Gue ngegeleng cepet. Mata gue, gue rasa membasah sangking sakitnya.

"Gapapa. Terusin, sampe mentok..." balas gue sambil ngelempar senyum ke Bokap. Senyum yang sedikit gue paksakan.

Setelah penis Ayah hampir semua tertelan mentok di dalem vagina gue, bokap ngediemin penisnya beberapa saat, ngasih waktu buat rongga - rongga vagina gue beradaptasi dengan benda asing yang baru pertama kali masuk ke dalam.
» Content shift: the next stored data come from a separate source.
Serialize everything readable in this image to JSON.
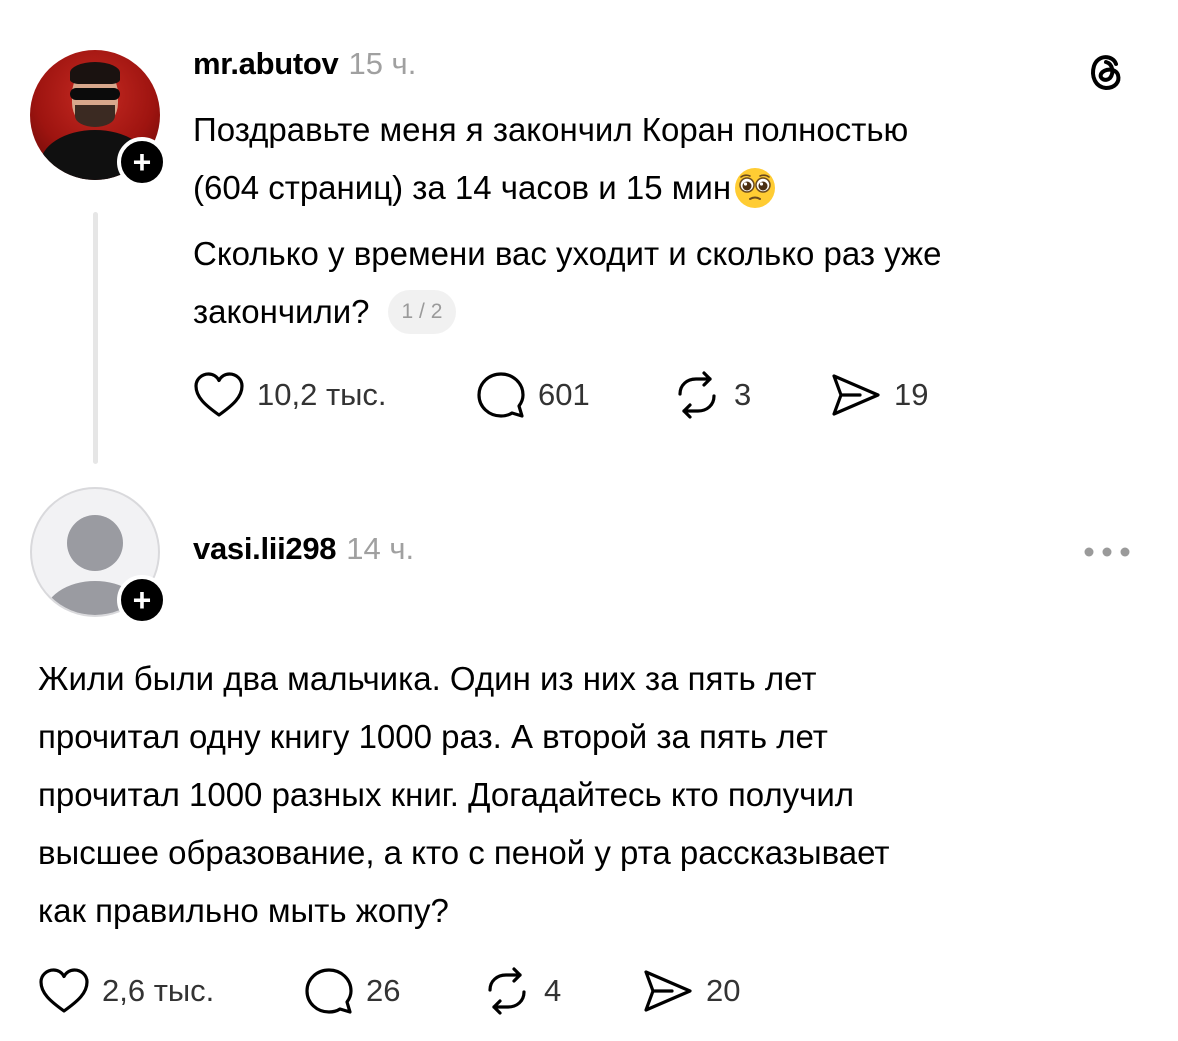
{
  "posts": [
    {
      "username": "mr.abutov",
      "time": "15 ч.",
      "lines": [
        "Поздравьте меня я закончил Коран полностью",
        "(604 страниц) за 14 часов и 15 мин",
        "Сколько у времени вас уходит и сколько раз уже",
        "закончили?"
      ],
      "emoji": "pleading-face-emoji",
      "page_indicator": "1 / 2",
      "likes": "10,2 тыс.",
      "comments": "601",
      "reposts": "3",
      "shares": "19"
    },
    {
      "username": "vasi.lii298",
      "time": "14 ч.",
      "lines": [
        "Жили были два мальчика. Один из них за пять лет",
        "прочитал одну книгу 1000 раз. А второй за пять лет",
        "прочитал 1000 разных книг. Догадайтесь кто получил",
        "высшее образование, а кто с пеной у рта рассказывает",
        "как правильно мыть жопу?"
      ],
      "likes": "2,6 тыс.",
      "comments": "26",
      "reposts": "4",
      "shares": "20"
    }
  ],
  "icons": {
    "app_logo": "threads-logo-icon",
    "more": "more-options-icon",
    "like": "heart-icon",
    "comment": "comment-icon",
    "repost": "repost-icon",
    "share": "share-icon",
    "follow": "plus-icon"
  },
  "colors": {
    "text": "#000000",
    "secondary": "#a0a0a0",
    "thread_line": "#e6e6e6"
  }
}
"Ayah gerakin ya?" izin Bokap, gue ngangguk karna gue rasa vagina gue udah cukup beradaptasi.

Dan perlahan, rasa nikmat ngejalar ke seluruh badan gue, memukul mundur rasa sakit yang tadi teramat sangat gue rasain dengan telak.

"Aaah..." desah gue lirih ngerasain nikmat akibat sodokan maju mundur penis bokap.

"Enak, dek?" tanya Bokap

Gue ngangguk.

Sambil tetep ngejaga ritme sodokannya, wajah Bokap kembali menuju payudara sebelah kanan gue sembari juga ngedaratin telapaknya di payudara gue yang satunya.
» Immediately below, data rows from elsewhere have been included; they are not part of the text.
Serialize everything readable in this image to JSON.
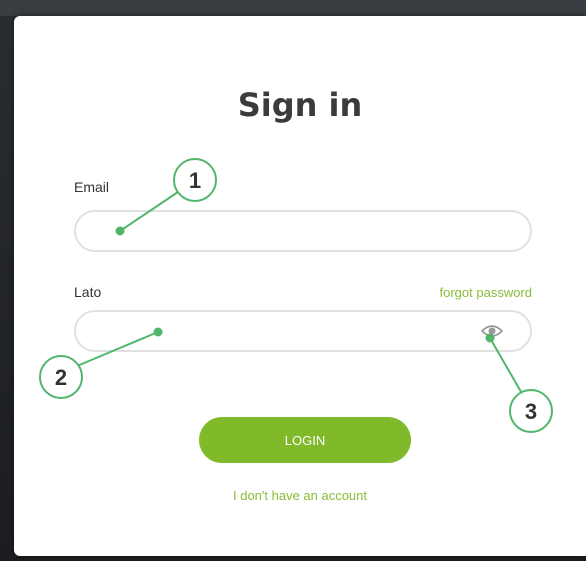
{
  "dialog": {
    "title": "Sign in",
    "email_label": "Email",
    "email_value": "",
    "password_label": "Lato",
    "password_value": "",
    "forgot_password": "forgot password",
    "login_button": "LOGIN",
    "no_account_link": "I don't have an account"
  },
  "callouts": [
    "1",
    "2",
    "3"
  ],
  "colors": {
    "accent": "#80b92a",
    "callout": "#52b56c"
  },
  "icons": {
    "password_toggle": "eye-icon"
  }
}
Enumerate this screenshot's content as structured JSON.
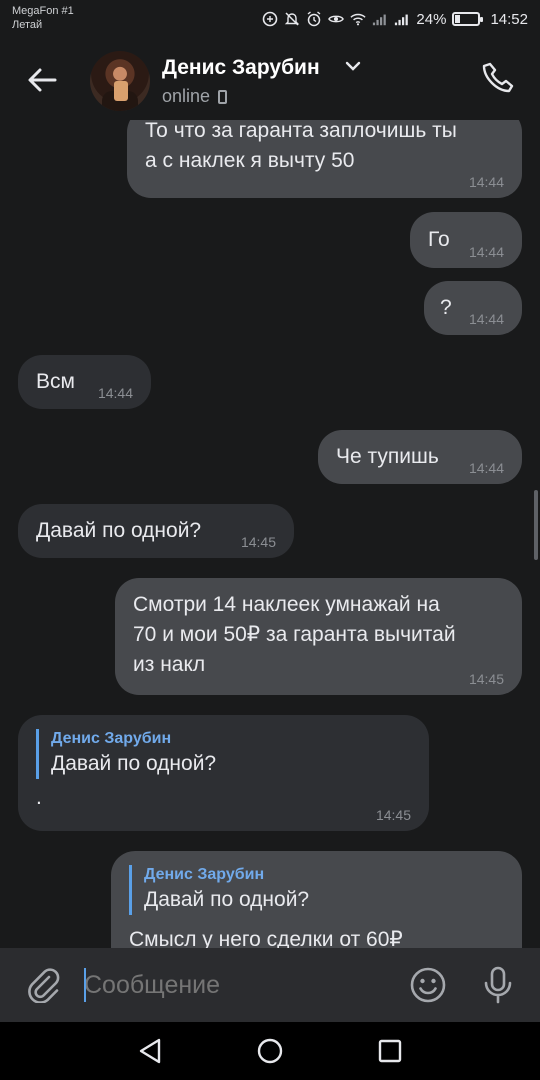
{
  "status_bar": {
    "carrier_line1": "MegaFon #1",
    "carrier_line2": "Летай",
    "battery_percent": "24%",
    "battery_level": 0.24,
    "time": "14:52"
  },
  "header": {
    "contact_name": "Денис Зарубин",
    "status": "online"
  },
  "messages": [
    {
      "direction": "out",
      "text_lines": [
        "То что за гаранта заплочишь ты",
        "а с наклек я вычту 50"
      ],
      "time": "14:44"
    },
    {
      "direction": "out",
      "text": "Го",
      "time": "14:44"
    },
    {
      "direction": "out",
      "text": "?",
      "time": "14:44"
    },
    {
      "direction": "in",
      "text": "Всм",
      "time": "14:44"
    },
    {
      "direction": "out",
      "text": "Че тупишь",
      "time": "14:44"
    },
    {
      "direction": "in",
      "text": "Давай по одной?",
      "time": "14:45"
    },
    {
      "direction": "out",
      "text_lines": [
        "Смотри 14 наклеек умнажай на",
        "70 и мои 50₽ за гаранта вычитай",
        "из накл"
      ],
      "time": "14:45"
    },
    {
      "direction": "in",
      "reply_name": "Денис Зарубин",
      "reply_text": "Давай по одной?",
      "text": ".",
      "time": "14:45"
    },
    {
      "direction": "out",
      "reply_name": "Денис Зарубин",
      "reply_text": "Давай по одной?",
      "text": "Смысл у него сделки от 60₽"
    }
  ],
  "composer": {
    "placeholder": "Сообщение"
  },
  "icons": {
    "back": "arrow-left-icon",
    "call": "phone-icon",
    "attach": "paperclip-icon",
    "emoji": "smiley-icon",
    "mic": "microphone-icon",
    "nav_back": "triangle-back-icon",
    "nav_home": "circle-home-icon",
    "nav_recent": "square-recent-icon"
  },
  "colors": {
    "background": "#191a1b",
    "bubble_out": "#47494d",
    "bubble_in": "#2d2f33",
    "accent": "#71aaeb"
  }
}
Ritme sodokan Bokap di vagina gue semakin lama semakin cepet, ditambah dengan dua gunduk mungil di dada gue yang terus menerus di stimulasi, sensasi yang belum lama gue rasain, tiba - tiba muncul lagi. Dan lebih rasanya lebih 'heboh' dibanding yang tadi.

"NGGGGHHHH!" lenguh gue ngelepas semua sensasi itu diiringi geliat liar badan gue.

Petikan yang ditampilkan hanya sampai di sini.